Vernissage / Marc Serra
Technology in the arts has insistently been associated with interactivity, with relationality among individuals by way of tools that, through celebration, intervene on experience.
Clearly, however, art’s fixation with ‘form’ has occupied, occupies and will occupy a whole range of ‘techs’. And all artistic practice employs its language, its technology.
And it is precisely the approach to form that is addressed in this piece on the basis of the definition put forward by Nicolas Bourriaud. “Form: structural unity imitating a world. Artistic practice involves creating a form capable of ‘lasting’, bringing heterogeneous units together on a coherent level, in order to create a relationship to the world.”
There is no doubt that the age of programmed obsolescence has marked our relationship with the world. From the staging of ‘fragile’ forms, surely not easily long-lasting, Vernissage proposes a work that exists on two levels, human and technological, where the gadget functions as an instigator of sociabilization, as well as its mechanism.
Because, as we all know, the luxury of a society of technology and information has doomed us to models in which physical communication is made precarious. The rhetoric that somehow the machine replaces the human being, ambiguously conditioning his or her freedom, is not just a dystopian mantra. Technology both advances us and somehow makes us precarious at the same time.
And looking at the artistic sector, here we find that affections often move the productive machinery, hence the value is the emotional transaction. But the precariousness, what do we know about precariousness?
Vernissage thus posits the formalization of a conceptual piece, by seeking to place as much emphasis on the materialization of the physical elements that accompany the celebration of an opening (bottles, wine glasses), as in the potential interactivity of the public, generator of the piece itself.
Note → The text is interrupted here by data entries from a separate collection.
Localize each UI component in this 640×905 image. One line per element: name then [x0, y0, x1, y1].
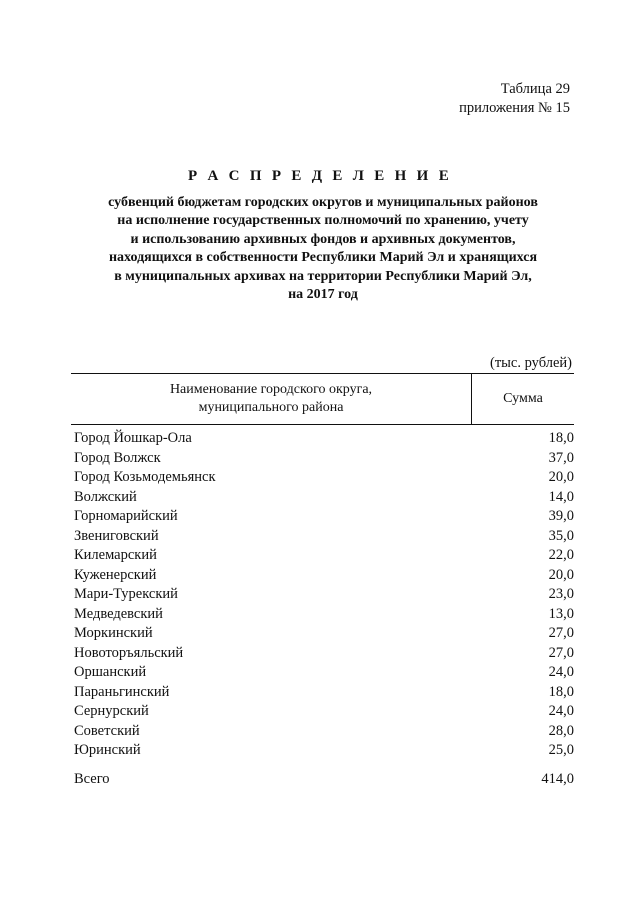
row-sum: 37,0: [548, 449, 574, 466]
row-sum: 14,0: [548, 488, 574, 505]
column-header-name-line2: муниципального района: [198, 400, 344, 415]
row-sum: 23,0: [548, 586, 574, 602]
row-name: Звениговский: [74, 527, 159, 544]
table-reference: [459, 80, 570, 118]
table-body: [74, 429, 574, 761]
row-name: Город Козьмодемьянск: [74, 469, 216, 485]
row-sum: 24,0: [548, 703, 574, 719]
row-sum: 22,0: [548, 547, 574, 563]
appendix-number: приложения № 15: [459, 100, 570, 116]
table-row: [74, 585, 574, 605]
column-header-sum: Сумма: [503, 391, 543, 406]
total-sum: 414,0: [541, 771, 574, 787]
table-row: [74, 683, 574, 703]
table-row: [74, 527, 574, 547]
document-subtitle: [40, 194, 606, 304]
unit-note: (тыс. рублей): [490, 355, 572, 371]
table-row: [74, 507, 574, 527]
table-row: [74, 429, 574, 449]
column-header-name: [71, 374, 472, 424]
column-header-name-line1: Наименование городского округа,: [169, 382, 373, 397]
subtitle-line: на 2017 год: [288, 287, 358, 303]
table-row: [74, 741, 574, 761]
row-name: Мари-Турекский: [74, 586, 178, 602]
row-sum: 25,0: [548, 742, 574, 758]
row-name: Советский: [74, 722, 140, 739]
total-label: Всего: [74, 771, 110, 787]
table-header: [71, 373, 574, 425]
row-name: Параньгинский: [74, 683, 170, 700]
row-name: Килемарский: [74, 547, 157, 563]
table-row: [74, 722, 574, 742]
row-sum: 28,0: [548, 722, 574, 739]
row-sum: 35,0: [548, 527, 574, 544]
row-sum: 20,0: [548, 566, 574, 583]
table-row: [74, 566, 574, 586]
row-name: Медведевский: [74, 605, 163, 622]
table-row: [74, 702, 574, 722]
row-name: Новоторъяльский: [74, 644, 184, 661]
table-row: [74, 605, 574, 625]
row-name: Волжский: [74, 488, 137, 505]
row-sum: 20,0: [548, 469, 574, 485]
table-row: [74, 663, 574, 683]
row-name: Сернурский: [74, 703, 149, 719]
row-name: Куженерский: [74, 566, 157, 583]
table-row: [74, 546, 574, 566]
row-sum: 27,0: [548, 644, 574, 661]
table-row: [74, 644, 574, 664]
subtitle-line: и использованию архивных фондов и архивных документов,: [130, 231, 516, 247]
row-sum: 13,0: [548, 605, 574, 622]
table-row: [74, 488, 574, 508]
row-name: Город Йошкар-Ола: [74, 430, 192, 446]
table-number: Таблица 29: [500, 81, 570, 97]
row-name: Горномарийский: [74, 508, 178, 524]
table-row: [74, 468, 574, 488]
row-sum: 18,0: [548, 683, 574, 700]
row-name: Оршанский: [74, 664, 147, 680]
row-sum: 24,0: [548, 664, 574, 680]
subtitle-line: на исполнение государственных полномочий по хранению, учету: [117, 213, 529, 229]
table-row: [74, 624, 574, 644]
table-row: [74, 449, 574, 469]
row-sum: 39,0: [548, 508, 574, 524]
row-sum: 27,0: [548, 625, 574, 641]
row-sum: 18,0: [548, 430, 574, 446]
total-row: [74, 770, 574, 790]
row-name: Моркинский: [74, 625, 153, 641]
row-name: Город Волжск: [74, 449, 161, 466]
document-title: Р А С П Р Е Д Е Л Е Н И Е: [187, 168, 452, 184]
subtitle-line: в муниципальных архивах на территории Республики Марий Эл,: [114, 268, 532, 284]
row-name: Юринский: [74, 742, 141, 758]
subtitle-line: находящихся в собственности Республики Марий Эл и хранящихся: [108, 250, 538, 266]
subtitle-line: субвенций бюджетам городских округов и муниципальных районов: [108, 195, 538, 210]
A work that inaugurates a work which did not exist a priori invites us to reflect on a professional field, the artistic one, where the maxim is to work with minimums, and in which the realization of ideas, projects (which have already configured a culture in itself, ‘the project culture’) is only one possibility, often remote.
This installation also reclaims conceptual artistic practice as a mechanism for the generation of interpersonal connections, the moment it begins a dialogue with art, technology and popular culture. Because the majority of the technological advances representing the future, at a specific moment, shift from being exclusive to technicians and become popular. The case of 3D printers is an example of a technology that presented itself a ‘futuristic’ and quickly became accessible, democratized.
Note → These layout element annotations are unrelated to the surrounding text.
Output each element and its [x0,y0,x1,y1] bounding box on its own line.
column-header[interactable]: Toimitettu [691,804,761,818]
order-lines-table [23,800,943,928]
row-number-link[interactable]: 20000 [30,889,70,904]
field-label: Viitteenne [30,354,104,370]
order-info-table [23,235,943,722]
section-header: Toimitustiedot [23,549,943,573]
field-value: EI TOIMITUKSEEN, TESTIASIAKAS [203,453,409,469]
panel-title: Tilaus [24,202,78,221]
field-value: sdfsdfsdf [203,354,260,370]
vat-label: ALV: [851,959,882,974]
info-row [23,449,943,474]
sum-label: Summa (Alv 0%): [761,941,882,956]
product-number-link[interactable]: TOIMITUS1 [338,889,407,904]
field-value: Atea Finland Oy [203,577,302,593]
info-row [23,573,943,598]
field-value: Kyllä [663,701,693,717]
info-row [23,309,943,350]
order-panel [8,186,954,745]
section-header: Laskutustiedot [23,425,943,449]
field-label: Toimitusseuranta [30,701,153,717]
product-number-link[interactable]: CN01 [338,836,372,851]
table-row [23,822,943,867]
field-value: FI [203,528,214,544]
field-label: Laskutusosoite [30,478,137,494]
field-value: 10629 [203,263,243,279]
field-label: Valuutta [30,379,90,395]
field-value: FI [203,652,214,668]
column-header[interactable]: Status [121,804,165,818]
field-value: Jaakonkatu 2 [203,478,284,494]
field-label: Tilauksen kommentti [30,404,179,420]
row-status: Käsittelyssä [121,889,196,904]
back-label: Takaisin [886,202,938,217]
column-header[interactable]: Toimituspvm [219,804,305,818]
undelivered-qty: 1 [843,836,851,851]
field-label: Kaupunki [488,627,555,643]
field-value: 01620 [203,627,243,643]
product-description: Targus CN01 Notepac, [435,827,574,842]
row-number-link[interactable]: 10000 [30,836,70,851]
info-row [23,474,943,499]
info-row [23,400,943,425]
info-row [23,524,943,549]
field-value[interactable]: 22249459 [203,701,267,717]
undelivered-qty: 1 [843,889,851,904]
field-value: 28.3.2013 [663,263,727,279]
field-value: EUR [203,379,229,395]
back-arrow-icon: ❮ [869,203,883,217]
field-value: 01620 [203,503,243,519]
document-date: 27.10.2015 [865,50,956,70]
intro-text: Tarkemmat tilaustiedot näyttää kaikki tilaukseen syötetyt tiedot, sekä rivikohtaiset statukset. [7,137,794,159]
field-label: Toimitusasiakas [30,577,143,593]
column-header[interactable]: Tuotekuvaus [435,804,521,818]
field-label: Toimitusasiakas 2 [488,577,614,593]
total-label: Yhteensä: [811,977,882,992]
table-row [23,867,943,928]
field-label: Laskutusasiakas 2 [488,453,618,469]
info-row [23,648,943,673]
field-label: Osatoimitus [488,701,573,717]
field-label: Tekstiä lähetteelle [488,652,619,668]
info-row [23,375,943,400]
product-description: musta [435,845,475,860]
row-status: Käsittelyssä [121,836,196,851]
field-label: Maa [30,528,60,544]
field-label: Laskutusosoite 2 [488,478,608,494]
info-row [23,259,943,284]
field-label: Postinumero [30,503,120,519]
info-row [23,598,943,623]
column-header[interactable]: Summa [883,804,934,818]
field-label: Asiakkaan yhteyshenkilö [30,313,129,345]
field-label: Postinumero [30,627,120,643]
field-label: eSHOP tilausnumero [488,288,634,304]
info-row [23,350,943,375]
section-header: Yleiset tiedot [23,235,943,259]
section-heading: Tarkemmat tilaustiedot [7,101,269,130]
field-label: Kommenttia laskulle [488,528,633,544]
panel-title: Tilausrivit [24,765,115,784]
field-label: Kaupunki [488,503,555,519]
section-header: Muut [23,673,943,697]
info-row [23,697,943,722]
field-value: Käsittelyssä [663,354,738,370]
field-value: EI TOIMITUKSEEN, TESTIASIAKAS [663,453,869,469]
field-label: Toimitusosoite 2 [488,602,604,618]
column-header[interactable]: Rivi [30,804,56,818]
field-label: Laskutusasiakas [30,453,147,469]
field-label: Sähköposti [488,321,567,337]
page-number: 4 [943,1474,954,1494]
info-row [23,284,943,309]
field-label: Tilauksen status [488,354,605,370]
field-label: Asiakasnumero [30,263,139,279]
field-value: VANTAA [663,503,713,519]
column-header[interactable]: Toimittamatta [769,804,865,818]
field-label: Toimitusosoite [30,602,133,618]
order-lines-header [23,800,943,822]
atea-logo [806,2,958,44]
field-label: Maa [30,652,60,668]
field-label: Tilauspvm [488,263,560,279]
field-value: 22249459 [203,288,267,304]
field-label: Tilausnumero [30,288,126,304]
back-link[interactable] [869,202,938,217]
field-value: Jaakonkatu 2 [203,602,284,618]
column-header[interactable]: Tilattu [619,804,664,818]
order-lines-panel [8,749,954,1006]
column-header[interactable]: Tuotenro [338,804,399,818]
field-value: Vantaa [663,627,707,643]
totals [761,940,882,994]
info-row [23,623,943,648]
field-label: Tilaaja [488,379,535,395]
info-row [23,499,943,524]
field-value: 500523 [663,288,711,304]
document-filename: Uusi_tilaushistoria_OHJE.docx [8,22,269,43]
Based on some key questions:
– Is art’s admiration of science proportional, symmetrical?
– In the presence of a technological gadget with impressive qualities, do you find it easy to enter into dialogue with the other subjects around you in the space?
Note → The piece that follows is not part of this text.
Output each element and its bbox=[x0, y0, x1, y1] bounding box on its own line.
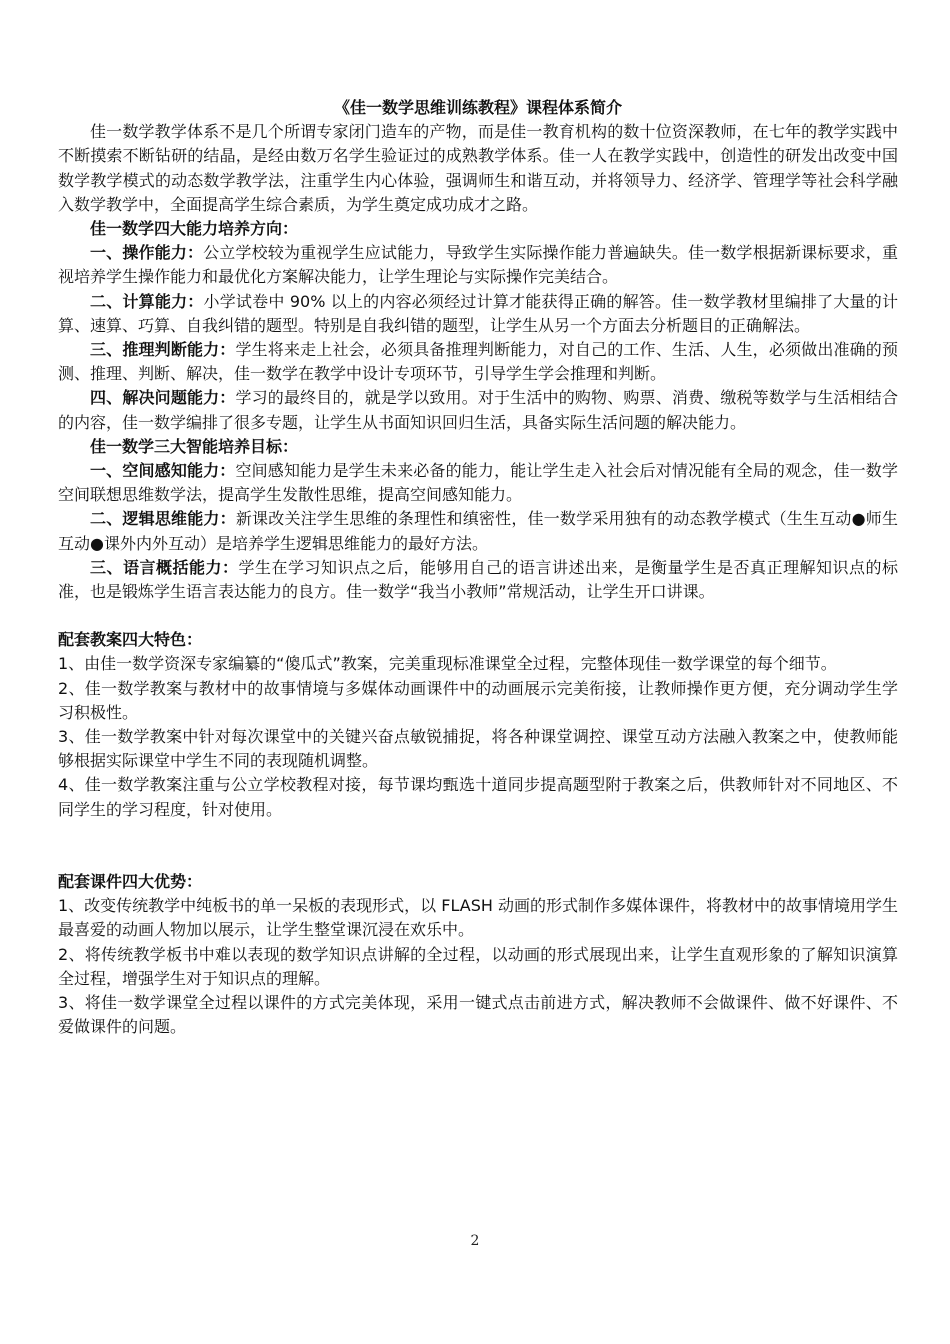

– Do you believe in the possibility of a technological culture capable of activating manifestations of conceptual art that are close to the absurd?
– Immersed in the digital age, what do you regard as an ‘interface’?
– When a conceptual proposal is materialized, where do you focus your attention: on the magnetism of the material or on the suggestion of the concept?
– What do you think of the following statement? The electronic environment is based on the 2D and 3D universe, but an idea has an infinite number of dimensions.
this work sets out to create a space in which the machine leads us to a conversation about art from art.